Posts Tagged ‘erotic poetry’

Poems for Valentine’s Day #7

February 13, 2019

Warning: explicit content in this post

e e cummings: i like my body

i like my body when it is with your
body. It is so quite new a thing.
Muscles better and nerves more.
i like your body. i like what it does,
i like its hows. i like to feel the spine
of your body and its bones, and the trembling
-firm-smooth ness and which i will
again and again and again
kiss, i like kissing this and that of you,
i like, slowly stroking the, shocking fuzz
of your electric fur, and what-is-it comes
over parting flesh….And eyes big love-crumbs,

and possibly i like the thrill

of under me you so quite new

 

In my reading experience, erotic is difficult to do well: witness the Bad Sex Awards every year for toe-curling writing about sex. I happen to think e e cummings succeeds in this poem; you’ll either agree with me or not.

There is a certain childishness – in choice of vocabulary, as well as in phrasing – that works well, and is arresting, given that he’s clearly writing about an adult subject. The repetition of i like, for instance, and again and again and again.

Is the poem about the poet’s discovery of sexual pleasure per se, or the special pleasure with this partner? Reflecting, I think it is the way the words and ideas jar so often that I find particularly effective, particularly convincing: It is so quite new a thing… that so quite new is repeated in the final line of the poem, and it’s not the way one would phrase an idea in normal (?) English: we stop, or slow down and wonder, what exactly does he mean by this? Muscles better and nerves more what? i like its hows.

I have always considered that one of the things that mars attempts at erotic writing is over-explicitness: a certain amount needs to be said, but there has to be scope for the imagination to work, for our own fantasy to come into play.

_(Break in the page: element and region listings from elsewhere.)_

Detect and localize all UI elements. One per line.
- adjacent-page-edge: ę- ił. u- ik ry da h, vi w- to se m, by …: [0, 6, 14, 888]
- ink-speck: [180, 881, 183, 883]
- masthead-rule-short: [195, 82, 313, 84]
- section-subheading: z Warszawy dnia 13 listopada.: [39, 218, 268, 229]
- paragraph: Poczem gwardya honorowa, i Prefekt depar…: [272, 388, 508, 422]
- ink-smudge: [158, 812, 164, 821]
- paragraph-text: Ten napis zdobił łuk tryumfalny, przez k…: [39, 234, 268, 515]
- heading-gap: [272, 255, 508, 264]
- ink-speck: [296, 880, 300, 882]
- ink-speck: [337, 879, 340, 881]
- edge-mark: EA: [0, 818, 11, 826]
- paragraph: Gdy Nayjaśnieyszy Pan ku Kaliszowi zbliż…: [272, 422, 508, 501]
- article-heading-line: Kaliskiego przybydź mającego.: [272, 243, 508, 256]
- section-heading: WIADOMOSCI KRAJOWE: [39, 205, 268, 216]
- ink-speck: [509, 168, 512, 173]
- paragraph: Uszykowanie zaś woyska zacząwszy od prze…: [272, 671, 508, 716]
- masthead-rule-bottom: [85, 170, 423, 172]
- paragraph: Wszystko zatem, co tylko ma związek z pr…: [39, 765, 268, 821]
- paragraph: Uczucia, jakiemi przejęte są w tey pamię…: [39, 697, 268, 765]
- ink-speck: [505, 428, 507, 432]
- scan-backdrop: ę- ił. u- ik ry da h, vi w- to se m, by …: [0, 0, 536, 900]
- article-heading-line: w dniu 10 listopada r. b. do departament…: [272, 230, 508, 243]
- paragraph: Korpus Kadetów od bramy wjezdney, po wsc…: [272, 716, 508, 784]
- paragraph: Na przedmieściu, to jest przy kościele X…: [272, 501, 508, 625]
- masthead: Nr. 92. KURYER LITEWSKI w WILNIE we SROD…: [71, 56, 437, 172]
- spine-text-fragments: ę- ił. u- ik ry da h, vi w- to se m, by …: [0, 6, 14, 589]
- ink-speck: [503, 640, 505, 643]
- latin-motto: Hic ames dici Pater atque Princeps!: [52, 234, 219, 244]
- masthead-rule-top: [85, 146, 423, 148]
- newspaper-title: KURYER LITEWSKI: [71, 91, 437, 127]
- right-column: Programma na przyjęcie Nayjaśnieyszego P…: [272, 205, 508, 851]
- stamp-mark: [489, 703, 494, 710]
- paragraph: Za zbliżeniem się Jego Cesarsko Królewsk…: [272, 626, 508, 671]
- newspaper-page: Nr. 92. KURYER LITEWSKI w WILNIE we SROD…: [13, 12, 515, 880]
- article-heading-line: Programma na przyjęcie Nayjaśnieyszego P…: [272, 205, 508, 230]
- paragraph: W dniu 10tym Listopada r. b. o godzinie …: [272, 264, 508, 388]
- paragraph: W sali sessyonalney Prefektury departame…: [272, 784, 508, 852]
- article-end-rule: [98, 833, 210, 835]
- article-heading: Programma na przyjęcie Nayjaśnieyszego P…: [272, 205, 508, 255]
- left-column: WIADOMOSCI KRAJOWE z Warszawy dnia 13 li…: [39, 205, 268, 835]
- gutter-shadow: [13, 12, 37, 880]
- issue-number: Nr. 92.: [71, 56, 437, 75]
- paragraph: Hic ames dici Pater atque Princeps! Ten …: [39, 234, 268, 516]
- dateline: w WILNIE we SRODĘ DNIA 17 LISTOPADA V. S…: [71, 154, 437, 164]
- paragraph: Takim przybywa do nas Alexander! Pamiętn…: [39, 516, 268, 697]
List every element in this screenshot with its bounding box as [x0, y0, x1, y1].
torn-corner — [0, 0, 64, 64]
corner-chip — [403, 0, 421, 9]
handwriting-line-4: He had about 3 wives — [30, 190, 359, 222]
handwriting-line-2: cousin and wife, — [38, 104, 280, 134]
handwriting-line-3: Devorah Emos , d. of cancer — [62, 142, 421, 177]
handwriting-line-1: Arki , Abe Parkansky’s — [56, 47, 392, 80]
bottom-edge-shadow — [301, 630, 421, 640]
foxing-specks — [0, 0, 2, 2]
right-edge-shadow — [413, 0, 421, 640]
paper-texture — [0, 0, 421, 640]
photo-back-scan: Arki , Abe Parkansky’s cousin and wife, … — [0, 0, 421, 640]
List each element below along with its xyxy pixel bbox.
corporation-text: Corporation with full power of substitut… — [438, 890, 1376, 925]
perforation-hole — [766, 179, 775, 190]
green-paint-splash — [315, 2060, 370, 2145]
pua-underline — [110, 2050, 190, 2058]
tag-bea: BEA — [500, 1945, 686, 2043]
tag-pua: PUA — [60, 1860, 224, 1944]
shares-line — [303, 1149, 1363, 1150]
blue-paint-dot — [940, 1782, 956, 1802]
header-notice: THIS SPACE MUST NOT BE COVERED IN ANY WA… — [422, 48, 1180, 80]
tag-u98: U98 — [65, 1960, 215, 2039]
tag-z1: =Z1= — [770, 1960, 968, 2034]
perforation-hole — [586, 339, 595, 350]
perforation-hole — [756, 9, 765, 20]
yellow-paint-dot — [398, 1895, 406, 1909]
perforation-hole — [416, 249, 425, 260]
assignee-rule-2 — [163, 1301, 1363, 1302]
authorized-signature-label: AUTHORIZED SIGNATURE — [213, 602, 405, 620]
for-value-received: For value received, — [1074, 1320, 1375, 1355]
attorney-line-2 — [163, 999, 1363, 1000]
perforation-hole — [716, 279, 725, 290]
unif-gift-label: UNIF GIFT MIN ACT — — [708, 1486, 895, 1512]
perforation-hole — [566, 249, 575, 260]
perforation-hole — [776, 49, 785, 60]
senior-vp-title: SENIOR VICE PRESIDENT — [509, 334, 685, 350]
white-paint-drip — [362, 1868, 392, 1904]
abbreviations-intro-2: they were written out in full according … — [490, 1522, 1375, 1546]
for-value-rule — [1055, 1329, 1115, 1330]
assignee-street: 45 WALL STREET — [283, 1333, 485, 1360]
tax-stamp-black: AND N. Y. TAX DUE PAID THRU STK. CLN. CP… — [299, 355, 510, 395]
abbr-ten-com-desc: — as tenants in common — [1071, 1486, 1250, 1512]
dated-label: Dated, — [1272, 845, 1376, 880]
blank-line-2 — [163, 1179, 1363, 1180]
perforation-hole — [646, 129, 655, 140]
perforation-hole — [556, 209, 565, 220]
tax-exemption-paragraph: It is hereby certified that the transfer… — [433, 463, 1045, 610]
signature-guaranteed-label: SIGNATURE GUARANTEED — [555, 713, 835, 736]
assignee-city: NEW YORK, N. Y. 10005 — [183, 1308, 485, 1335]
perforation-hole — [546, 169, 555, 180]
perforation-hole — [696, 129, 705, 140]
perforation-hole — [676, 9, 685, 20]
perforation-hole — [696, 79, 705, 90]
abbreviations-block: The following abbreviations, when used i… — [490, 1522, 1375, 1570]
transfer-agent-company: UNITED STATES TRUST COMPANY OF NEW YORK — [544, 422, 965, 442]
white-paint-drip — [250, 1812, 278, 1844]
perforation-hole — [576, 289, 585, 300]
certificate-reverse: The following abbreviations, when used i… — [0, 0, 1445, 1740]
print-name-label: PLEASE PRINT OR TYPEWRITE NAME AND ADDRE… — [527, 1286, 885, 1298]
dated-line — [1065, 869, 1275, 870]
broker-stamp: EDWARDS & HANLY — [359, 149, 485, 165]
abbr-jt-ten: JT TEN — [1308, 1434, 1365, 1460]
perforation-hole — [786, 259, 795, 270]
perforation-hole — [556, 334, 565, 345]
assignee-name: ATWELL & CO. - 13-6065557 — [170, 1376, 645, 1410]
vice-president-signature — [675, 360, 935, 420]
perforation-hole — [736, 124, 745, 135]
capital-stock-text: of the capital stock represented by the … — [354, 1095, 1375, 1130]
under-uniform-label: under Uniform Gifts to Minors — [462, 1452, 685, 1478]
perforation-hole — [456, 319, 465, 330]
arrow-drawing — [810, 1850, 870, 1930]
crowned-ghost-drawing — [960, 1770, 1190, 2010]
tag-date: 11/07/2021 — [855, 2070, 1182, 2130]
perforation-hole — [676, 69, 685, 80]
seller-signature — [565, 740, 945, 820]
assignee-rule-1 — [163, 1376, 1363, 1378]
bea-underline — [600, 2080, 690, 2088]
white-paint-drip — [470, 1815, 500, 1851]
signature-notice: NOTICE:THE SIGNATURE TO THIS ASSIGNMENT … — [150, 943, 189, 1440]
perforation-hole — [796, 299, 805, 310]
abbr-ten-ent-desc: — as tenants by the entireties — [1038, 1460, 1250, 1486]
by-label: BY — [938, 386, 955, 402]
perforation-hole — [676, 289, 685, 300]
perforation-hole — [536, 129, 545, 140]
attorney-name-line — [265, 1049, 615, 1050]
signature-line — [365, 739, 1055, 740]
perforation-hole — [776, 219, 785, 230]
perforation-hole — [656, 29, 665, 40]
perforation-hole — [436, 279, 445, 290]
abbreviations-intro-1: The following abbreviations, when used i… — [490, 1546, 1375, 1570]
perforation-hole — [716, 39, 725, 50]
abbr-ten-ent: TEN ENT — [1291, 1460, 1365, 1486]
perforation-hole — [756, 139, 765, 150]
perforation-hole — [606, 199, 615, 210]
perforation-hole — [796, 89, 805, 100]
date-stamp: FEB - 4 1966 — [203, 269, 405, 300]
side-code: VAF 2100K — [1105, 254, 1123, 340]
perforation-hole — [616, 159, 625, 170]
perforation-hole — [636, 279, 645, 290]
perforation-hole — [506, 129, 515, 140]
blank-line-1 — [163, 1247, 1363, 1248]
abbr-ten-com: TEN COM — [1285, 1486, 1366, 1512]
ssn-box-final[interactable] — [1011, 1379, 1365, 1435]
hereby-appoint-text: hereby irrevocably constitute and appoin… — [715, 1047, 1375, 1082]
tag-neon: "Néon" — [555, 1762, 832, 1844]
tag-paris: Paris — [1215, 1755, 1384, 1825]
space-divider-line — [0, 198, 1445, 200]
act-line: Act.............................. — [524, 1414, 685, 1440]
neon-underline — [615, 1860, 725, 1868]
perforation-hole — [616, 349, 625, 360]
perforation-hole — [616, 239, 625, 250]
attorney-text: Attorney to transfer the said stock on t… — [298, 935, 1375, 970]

Perhaps this is why I have always found the sexual passages in D H Lawrence novels so unutterably creepy: he overdoes the description. So here, for example, the kissing this and that of you is rightly unspecific.

If you look carefully, the poem has fourteen lines, so it could be described as a (very informal) sonnet, that archetypal love poem form; Shakespearean perhaps, with the separate final two lines, although they aren’t a couplet… maybe that’s stretching it too far! But there is rhyme – your/ more, and part-rhyme – comes/ crumbs. And there is internal rhyme in the last line – you/ new, as well as the me/ you opposition. I particularly like the images of the shocking fuzz of your electric fur, and the eyes big love-crumbs.

I think e e cummings here is trying to convey the excitement of a new relationship, a new body being discovered, the pleasure in the unfamiliar. The lower case ‘i’, and absence of any capitalisation, is an e e cummings characteristic, as it were, and the ‘i’ here helps suggest a certain innocence, a total involvement in the pleasure of the moment to the exclusion of anything else.